7 Approaches to Course Design
This week, I would like to share a recent Inside Higher Ed article by Mintz entitled, "7 Innovative Approaches to Course Design." In this article, the author shares two foundational approaches to design an effective course, Backward Design (BD) and Learner-Centered Course Design (LCCD). Backward Design offers the best way to ensure that a course has clearly specified learning outcomes (LOs) aligned with authentic assessments and active instructional methods. The author reminds us of the challenges, such as the difficulty of creating measurable, higher level LOs; the time consuming nature of effective assessments; and how most of us have commonly used lecture as the major teaching approach. Also, BD may not account for the wide variance of students differences.
Alternatively, a LCCD begins with an analysis of the learners, their needs, characteristics, expectations and prior knowledge, and the constraints on learning. After analysis, this instructor creates the LOs and offers well-aligned instructional strategies. It is then followed by design, development, implementation and evaluation phases. However, this approach places a heavy burden on the instructor, who must develop activities aligned with the students’ needs.
The author suggests integrating one or more of the following Approaches:
Inquiry-Based transforms students into investigators and helps them develop the ability to formulate meaningful questions, solve problems, interpret data and other forms of evidence, and participate in the creation of knowledge. This approach places students at the center of the learning process, it foregrounds research skills and higher-order thinking skills, and it helps students achieve conceptual understanding.
Case Study-Based organizes around a series of crises, pivotal incidents, critical junctures, legal cases, and other real-world scenarios where the students can study the decision-making process, the societal or professional response to a dilemma, past precedents for current events, societal and cultural change over time, and shifts in public values or in scientific understanding. Student engagement in authentic problem solving is the key.
Decoding the Discipline introduces students to the methods, skills and interpretive techniques used by scholars in the field.

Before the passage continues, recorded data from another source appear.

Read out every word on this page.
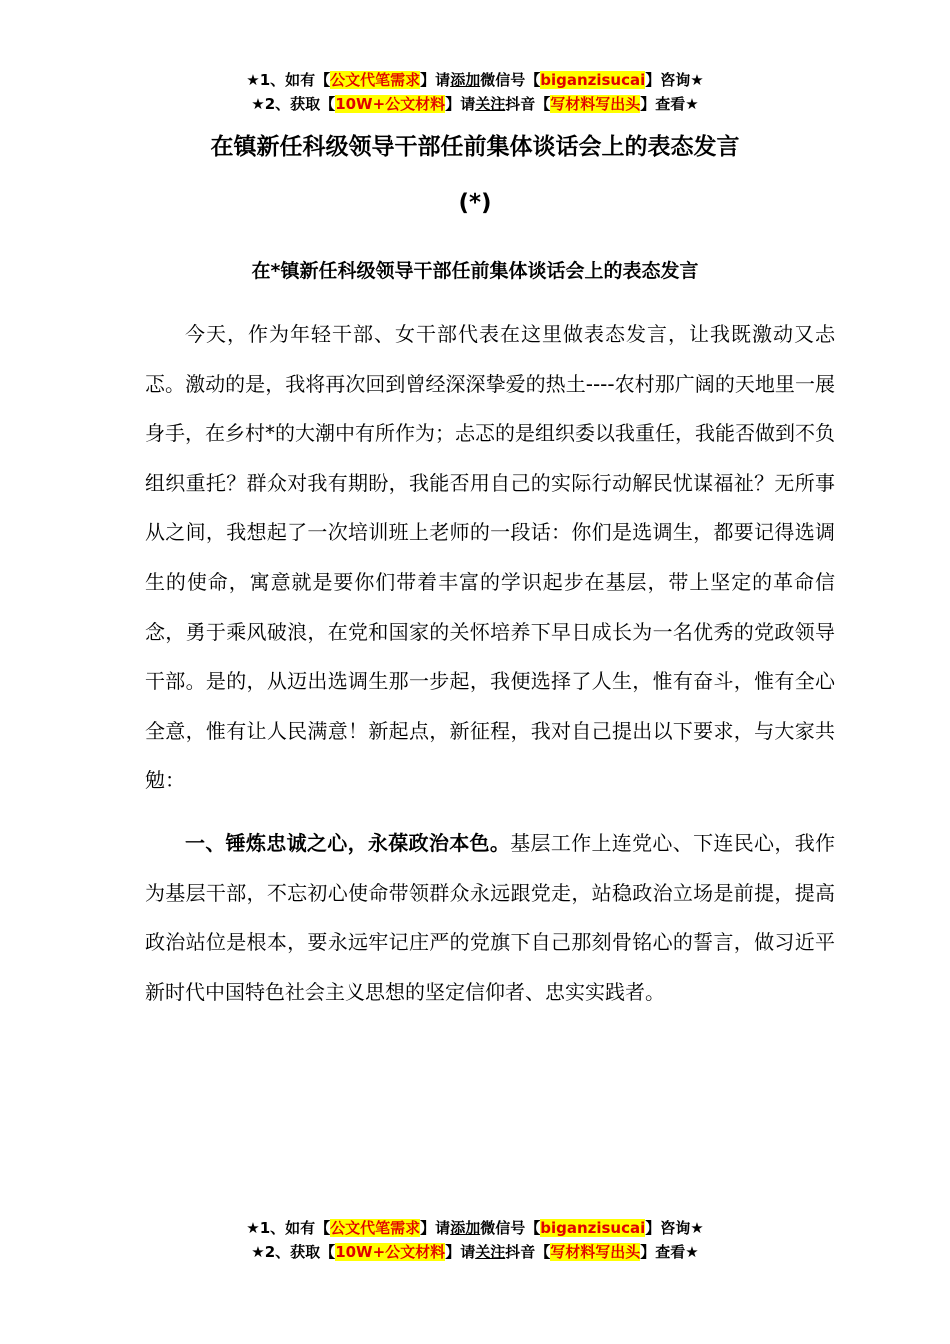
★1、如有【公文代笔需求】请添加微信号【biganzisucai】咨询★
★2、获取【10W+公文材料】请关注抖音【写材料写出头】查看★
在镇新任科级领导干部任前集体谈话会上的表态发言
(*)
在*镇新任科级领导干部任前集体谈话会上的表态发言

今天，作为年轻干部、女干部代表在这里做表态发言，让我既激动又忐忑。激动的是，我将再次回到曾经深深挚爱的热土----农村那广阔的天地里一展身手，在乡村*的大潮中有所作为；忐忑的是组织委以我重任，我能否做到不负组织重托？群众对我有期盼，我能否用自己的实际行动解民忧谋福祉？无所事从之间，我想起了一次培训班上老师的一段话：你们是选调生，都要记得选调生的使命，寓意就是要你们带着丰富的学识起步在基层，带上坚定的革命信念，勇于乘风破浪，在党和国家的关怀培养下早日成长为一名优秀的党政领导干部。是的，从迈出选调生那一步起，我便选择了人生，惟有奋斗，惟有全心全意，惟有让人民满意！新起点，新征程，我对自己提出以下要求，与大家共勉：

一、锤炼忠诚之心，永葆政治本色。基层工作上连党心、下连民心，我作为基层干部，不忘初心使命带领群众永远跟党走，站稳政治立场是前提，提高政治站位是根本，要永远牢记庄严的党旗下自己那刻骨铭心的誓言，做习近平新时代中国特色社会主义思想的坚定信仰者、忠实实践者。

★1、如有【公文代笔需求】请添加微信号【biganzisucai】咨询★
★2、获取【10W+公文材料】请关注抖音【写材料写出头】查看★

This skills-based approach familiarizes students with how experts within a discipline collect and analyze data; understand causality; interpret a graph, a text, a document or evidence.
Interdisciplinary integrates serious intellectual attention bridging disciplines such as conflict resolution, the environment and sustainability, health care, human rights, and social inequality.
Gamification attends to the goal of education, practice and skills development. There are role-playing games, simulations and immersive virtual environments. This approach includes achievement levels, interaction, competition and timely feedback.
Policy-Oriented systematically addresses policy design and delivery. Students undertake policy research, data analysis, policy planning and formulation, policy implementation, and policy assessment. This approach almost inevitably leads students to understand the technical, political and organizational barriers to change, theories of change and the role of stakeholders in policy decisions.
Project-Based Learning (PBL) substitutes process and product or performance for outcomes. This “show us what you know” approach assesses learning not by homework, quizzes, etc. but rather authentically: by a tangible result, typically an artifact. Scaffolding is key to the success of PBL. A project needs to unfold in stages with clear deadlines, guidance and frequent feedback.